足元には、砕け散った羽根と血飛沫のような光が散乱していた。

ついさっきまで立ちはだかっていた人型の天使は、もう動かない。

けれど、勝利の実感はどこにもなかった。


――パパを……助けられなかった。


胸にぽっかりと穴が開いていく感覚。

その虚ろな空白を埋めるように、黒い光が全身を這い回っていく。

呼吸も鼓動も、自分のものじゃないみたいだった。


(どうして……私じゃ……ダメだったの?

 どうして……救えなかったの……?)


熱くなる視界。
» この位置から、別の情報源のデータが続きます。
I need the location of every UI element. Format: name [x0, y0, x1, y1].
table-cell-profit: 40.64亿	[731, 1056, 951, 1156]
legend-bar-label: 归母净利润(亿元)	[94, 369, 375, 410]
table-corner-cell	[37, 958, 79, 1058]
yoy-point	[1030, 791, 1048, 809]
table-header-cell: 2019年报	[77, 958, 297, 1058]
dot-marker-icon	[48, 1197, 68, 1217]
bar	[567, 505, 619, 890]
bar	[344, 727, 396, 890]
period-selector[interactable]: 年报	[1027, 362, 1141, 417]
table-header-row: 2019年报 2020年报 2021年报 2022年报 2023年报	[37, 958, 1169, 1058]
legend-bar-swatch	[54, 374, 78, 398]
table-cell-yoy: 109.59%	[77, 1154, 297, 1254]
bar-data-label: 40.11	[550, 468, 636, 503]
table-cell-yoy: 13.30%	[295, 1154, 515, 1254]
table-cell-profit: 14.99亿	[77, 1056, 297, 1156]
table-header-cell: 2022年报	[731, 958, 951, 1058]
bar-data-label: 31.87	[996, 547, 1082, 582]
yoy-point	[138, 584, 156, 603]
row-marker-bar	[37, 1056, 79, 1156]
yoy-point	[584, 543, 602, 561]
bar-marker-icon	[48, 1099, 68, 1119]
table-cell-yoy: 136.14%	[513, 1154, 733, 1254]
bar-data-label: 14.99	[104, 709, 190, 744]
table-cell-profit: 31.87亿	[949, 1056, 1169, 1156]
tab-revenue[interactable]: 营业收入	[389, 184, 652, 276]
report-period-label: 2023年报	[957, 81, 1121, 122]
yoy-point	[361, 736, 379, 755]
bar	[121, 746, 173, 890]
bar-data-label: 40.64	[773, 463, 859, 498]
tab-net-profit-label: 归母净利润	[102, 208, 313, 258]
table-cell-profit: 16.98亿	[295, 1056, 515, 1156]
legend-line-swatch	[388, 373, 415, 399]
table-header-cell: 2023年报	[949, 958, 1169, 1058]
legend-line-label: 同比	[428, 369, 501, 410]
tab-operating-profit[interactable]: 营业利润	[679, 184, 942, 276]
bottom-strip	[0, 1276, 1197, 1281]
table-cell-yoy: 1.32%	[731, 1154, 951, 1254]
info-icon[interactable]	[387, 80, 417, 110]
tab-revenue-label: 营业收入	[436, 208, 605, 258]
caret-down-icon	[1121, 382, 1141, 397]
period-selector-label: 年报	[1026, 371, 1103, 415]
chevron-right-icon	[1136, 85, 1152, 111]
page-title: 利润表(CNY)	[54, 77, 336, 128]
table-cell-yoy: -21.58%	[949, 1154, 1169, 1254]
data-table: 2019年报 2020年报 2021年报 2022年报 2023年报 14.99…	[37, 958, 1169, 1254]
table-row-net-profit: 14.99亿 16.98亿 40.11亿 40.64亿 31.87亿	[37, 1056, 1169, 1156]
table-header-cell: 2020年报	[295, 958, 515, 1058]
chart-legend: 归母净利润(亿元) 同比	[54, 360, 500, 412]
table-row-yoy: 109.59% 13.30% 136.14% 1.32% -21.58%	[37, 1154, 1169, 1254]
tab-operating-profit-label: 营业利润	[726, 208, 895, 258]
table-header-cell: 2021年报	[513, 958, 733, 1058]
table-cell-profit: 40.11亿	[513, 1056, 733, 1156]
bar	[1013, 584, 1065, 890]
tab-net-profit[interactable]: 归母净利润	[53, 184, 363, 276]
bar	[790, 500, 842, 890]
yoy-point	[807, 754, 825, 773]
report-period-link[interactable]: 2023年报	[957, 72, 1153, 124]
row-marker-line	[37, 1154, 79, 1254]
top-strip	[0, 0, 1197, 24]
込み上げる涙を振り払う間もなく、ざわりと周囲の空気が震えた。

数え切れないほどの羽音。

次から次へと、新たな天使たちが空を覆い尽くす。


白い群れ――純粋で、無垢なはずの存在。

けれど今の私には、パパを奪った敵にしか見えなかった。


「……ッ」


声をあげたつもりだったのに、何も聞こえなかった。

代わりに口元から溢れたのは、黒い光の吐息。


次の瞬間、身体が勝手に動いていた。

剣を握る手は重いのに軽い。

自分じゃない“何か”が、私の中で暴れている。


――斬れ。

――壊せ。

――奪われる前に奪え。


頭の奥で響く声に従うように、私は群れへと飛び込んだ。


羽が裂け、血のような光が散り、悲鳴が弾ける。

剣筋は淀みなく、斬撃は容赦なく。

右から迫る一体の首を刎ね、振り向きざまに二体目の胸を貫いた。

背後から掴もうとした腕を逆に切り裂き、振り下ろした刃で地面ごと三体を薙ぎ払う。


気づけば、息も乱れていない。

心も、震えていない。

涙も、もう出ない。


ただ、無表情に。

ただ、機械のように。


私は――殺していた。


「……もっと」


口から漏れたのは、自分でも知らない声だった。

それは祈りではなく、ただの欲望。

もっと、もっと斬り裂きたい。

この黒い渇きを満たすために。


仲間の叫びが遠くで聞こえた気がした。

けれど、私の耳には届かない。

私はすでに“私”ではなく、ただの殺戮者へと堕ちていた。